THE Israeli Knesset took an important step forward last week by lifting its ban on contacts with the Palestine Liberation Organization.
Behind the ban lay the PLO's long-held goal of establishing a single state in the area now occupied by Israel, the West Bank, and Gaza. That, together with the terrorist tactics of some PLO factions, made it an intractable enemy in the eyes of many Israelis.
The PLO, however, has shifted its stance over the years, as exemplified by Yasser Arafat's 1988 speech calling for direct peace talks with Israel. It has been a major player in current talks, even though Israel insisted on no direct role for Mr. Arafat and company. In practice, the Palestinian delegation - comprised of residents of the West Bank and Gaza - have regularly conferred with the PLO leadership in Tunis.
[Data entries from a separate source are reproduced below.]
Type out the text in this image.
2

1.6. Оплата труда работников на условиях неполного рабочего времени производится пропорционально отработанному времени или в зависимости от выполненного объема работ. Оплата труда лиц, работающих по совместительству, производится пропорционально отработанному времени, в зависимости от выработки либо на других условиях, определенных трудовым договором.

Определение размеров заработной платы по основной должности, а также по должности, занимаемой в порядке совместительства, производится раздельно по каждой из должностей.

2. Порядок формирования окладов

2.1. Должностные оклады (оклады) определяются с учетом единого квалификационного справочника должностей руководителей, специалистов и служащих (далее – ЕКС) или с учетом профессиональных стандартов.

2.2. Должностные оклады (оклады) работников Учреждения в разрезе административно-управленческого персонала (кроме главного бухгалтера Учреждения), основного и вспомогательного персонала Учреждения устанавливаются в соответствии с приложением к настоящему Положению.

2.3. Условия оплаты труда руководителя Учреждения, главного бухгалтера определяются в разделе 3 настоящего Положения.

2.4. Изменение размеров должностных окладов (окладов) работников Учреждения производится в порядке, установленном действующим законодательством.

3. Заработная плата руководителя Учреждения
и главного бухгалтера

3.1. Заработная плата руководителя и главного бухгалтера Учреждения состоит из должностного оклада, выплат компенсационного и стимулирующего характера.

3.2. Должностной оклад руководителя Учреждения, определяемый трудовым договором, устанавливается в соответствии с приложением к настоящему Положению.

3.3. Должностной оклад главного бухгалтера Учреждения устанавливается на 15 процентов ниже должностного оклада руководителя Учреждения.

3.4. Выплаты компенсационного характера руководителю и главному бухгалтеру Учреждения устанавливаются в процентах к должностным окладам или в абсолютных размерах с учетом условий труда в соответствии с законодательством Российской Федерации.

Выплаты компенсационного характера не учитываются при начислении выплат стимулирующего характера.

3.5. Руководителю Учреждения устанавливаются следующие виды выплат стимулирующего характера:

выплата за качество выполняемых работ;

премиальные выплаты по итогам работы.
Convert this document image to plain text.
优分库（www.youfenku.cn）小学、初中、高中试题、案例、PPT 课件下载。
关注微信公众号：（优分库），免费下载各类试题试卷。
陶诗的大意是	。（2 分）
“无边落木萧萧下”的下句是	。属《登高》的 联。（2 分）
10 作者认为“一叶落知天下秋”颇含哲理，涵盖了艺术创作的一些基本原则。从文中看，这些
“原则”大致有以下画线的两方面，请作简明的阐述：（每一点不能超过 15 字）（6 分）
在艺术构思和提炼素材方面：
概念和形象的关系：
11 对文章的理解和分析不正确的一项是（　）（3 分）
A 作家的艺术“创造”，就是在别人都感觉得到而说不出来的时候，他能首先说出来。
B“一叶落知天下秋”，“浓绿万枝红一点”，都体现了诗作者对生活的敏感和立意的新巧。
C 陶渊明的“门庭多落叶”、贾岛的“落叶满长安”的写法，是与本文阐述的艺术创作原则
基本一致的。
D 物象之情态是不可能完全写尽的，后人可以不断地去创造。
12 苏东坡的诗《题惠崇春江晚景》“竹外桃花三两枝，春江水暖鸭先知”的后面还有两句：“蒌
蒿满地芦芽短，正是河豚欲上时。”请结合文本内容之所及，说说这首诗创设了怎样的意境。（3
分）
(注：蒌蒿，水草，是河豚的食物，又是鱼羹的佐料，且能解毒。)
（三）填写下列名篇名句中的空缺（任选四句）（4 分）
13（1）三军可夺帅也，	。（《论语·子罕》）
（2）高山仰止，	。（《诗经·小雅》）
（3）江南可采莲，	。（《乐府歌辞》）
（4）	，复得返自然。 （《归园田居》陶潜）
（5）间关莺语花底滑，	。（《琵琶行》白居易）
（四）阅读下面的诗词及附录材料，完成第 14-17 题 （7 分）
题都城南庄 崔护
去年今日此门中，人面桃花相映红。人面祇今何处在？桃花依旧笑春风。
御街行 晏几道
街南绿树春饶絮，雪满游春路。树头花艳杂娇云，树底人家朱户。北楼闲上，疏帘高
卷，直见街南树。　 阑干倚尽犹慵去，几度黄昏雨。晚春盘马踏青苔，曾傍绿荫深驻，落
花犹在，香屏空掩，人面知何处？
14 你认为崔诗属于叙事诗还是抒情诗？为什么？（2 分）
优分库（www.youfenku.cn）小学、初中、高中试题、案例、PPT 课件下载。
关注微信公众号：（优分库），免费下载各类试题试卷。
So the legislative move brought Israeli law into conformity with diplomatic reality. The possibility of dialogue between Israelis and Palestinians is thus expanded. But the most important dialogue, between top leaders, is not yet in sight.
Israeli Prime Minister Yitzhak Rabin made it clear by his absence that he had little enthusiasm for the Knesset action. Mr. Rabin has shown no interest in talking with local Palestinian leaders such as Faisal al-Husseini, much less Arafat himself. Another blockage is Israel's expulsion of more than 400 Palestinians to southern Lebanon. The United Nations is increasing pressure on Israel to bring the deportees back. As a compromise, Israel could reduce the length of exile and let at least a portion of the
men return, with others to follow. But, as yet, the sides remain dug in.
Still, the lifting of Israel's ban on contact with the PLO strikes a hopeful note. It implicitly recognizes that the PLO remains, for now, the prime political voice for Palestinians - and a much better peace partner than the fundamentalist groups that are vying for Palestinian loyalty.